ELECTROGENIC UPTAKE OF SULFUR-CONTAINING ANALOGS OF GLUTAMATE AND ASPARTATE BY MULLER CELLS FROM THE SALAMANDER RETINA

1. The effect of sulphur-containing analogues of glutamate and aspartate on the membrane current of glial cells was studied by whole-cell clamping Muller cells isolated from the salamander retina. 2. L-Cysteic acid (CA), L-cysteinesulphinic acid (CSA), L-homocysteic acid (HCA), L-homocysteinesulphinic acid (HCSA) and S-sulpho-L-cysteine (SC) all evoked an inward membrane current that was large at negative potentials, and was smaller (but did not reverse) at more positive potentials up to +30 mV. 3. Removal of external sodium ions abolished the amino acid-evoked currents.

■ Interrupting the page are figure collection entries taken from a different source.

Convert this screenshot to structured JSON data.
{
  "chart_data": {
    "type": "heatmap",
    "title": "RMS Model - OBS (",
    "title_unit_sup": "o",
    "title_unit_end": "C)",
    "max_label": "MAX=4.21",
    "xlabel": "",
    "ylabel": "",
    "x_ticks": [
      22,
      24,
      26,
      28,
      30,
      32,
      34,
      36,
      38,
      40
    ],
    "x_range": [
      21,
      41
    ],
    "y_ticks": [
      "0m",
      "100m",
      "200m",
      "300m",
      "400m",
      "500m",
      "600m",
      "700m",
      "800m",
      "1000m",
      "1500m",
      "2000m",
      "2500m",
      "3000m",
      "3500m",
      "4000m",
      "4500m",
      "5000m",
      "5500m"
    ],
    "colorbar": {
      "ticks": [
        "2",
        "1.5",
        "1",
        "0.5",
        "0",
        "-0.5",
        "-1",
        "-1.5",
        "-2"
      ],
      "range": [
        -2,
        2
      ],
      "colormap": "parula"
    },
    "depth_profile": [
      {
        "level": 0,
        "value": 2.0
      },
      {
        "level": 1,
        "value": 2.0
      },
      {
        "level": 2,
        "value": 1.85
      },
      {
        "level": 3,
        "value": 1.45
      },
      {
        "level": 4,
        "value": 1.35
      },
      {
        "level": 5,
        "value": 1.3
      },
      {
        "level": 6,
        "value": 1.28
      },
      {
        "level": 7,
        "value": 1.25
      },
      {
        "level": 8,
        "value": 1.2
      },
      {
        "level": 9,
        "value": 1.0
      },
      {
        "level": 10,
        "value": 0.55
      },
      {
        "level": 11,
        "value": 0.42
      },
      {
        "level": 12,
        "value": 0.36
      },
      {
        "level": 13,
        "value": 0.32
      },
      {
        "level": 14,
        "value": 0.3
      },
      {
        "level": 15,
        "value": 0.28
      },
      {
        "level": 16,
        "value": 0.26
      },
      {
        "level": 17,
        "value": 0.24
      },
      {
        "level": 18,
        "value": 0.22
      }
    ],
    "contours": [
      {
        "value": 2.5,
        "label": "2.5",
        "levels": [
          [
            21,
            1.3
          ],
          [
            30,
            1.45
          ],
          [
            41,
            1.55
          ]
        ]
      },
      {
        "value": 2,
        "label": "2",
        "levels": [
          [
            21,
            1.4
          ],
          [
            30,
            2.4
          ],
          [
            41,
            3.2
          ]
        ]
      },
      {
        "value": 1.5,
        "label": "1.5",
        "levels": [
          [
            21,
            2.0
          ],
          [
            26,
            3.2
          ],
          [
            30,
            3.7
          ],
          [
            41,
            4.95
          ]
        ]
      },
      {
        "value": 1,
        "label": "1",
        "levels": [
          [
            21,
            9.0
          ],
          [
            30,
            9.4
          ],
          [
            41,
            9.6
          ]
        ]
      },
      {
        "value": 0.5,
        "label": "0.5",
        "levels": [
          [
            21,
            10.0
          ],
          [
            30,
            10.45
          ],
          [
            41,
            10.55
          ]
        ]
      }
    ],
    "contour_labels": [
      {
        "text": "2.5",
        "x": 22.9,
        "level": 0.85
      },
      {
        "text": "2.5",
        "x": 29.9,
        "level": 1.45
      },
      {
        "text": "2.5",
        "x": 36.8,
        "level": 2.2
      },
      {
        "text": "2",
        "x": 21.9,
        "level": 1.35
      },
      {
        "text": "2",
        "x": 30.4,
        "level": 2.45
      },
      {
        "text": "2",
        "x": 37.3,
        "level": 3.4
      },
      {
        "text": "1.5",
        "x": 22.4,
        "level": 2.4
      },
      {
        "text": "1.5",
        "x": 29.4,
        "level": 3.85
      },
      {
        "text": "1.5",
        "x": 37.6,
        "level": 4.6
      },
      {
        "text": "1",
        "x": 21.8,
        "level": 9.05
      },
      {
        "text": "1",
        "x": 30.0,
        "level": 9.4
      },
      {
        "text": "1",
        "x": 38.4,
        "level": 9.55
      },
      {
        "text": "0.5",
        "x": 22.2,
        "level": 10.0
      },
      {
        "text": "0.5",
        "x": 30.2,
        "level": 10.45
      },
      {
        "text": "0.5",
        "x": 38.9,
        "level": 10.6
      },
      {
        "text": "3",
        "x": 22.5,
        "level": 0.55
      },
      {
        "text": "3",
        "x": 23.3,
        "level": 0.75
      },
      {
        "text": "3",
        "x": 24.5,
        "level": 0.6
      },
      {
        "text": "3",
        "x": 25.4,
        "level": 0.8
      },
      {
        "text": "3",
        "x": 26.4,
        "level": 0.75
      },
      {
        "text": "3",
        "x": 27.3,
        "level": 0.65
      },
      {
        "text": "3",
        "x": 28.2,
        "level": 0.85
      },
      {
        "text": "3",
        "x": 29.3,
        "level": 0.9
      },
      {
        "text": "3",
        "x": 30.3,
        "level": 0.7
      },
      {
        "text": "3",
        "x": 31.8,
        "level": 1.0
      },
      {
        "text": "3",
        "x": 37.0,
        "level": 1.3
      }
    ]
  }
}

Whole-cell clamping with pipettes containing no potassium led to a rapid suppression of the currents, that did not occur when potassium was included in the pipette. 4. The dependence of the currents on sulphur-containing amino acid concentration obeyed first-order Michaelis-Menten kinetics. The current evoked by co-application of L-glutamate and a sulphur-containing analogue was smaller than the sum of the currents produced by glutamate alone and by the sulphur analogue alone. 5. These data are consistent with the sulphur amino acid-evoked current being caused by uptake on the electrogenic glutamate uptake carrier, which co-transports an excess of Na+ ions into the cell, and counter-transports one K+ ion out of the cell. 6. The apparent K(m) (Michaelis-Menten constant) values for activation of uptake by CA (6-mu-M) and by CSA (60-mu-M) are low enough for uptake on the glutamate uptake carrier to be a plausible mechanism for terminating the postulated neurotransmitter action of these agents. However, the apparent K(m) values for uptake of HCA (2.95 mM), HCSA (1.65 mM) and SC (> 1 mM) are much higher than the EC50 (half-maximal effective concentration) concentrations for these agents' activation of NMDA (N-methyl-D-aspartate) channels. 7. Comparing the concentrations of sulphur amino acids needed to activate NMDA channels with their rate of uptake suggests that their potency for causing excitotoxic damage should follow the sequence HCA > SC > HCSA > Glu > CSA > Asp > CA.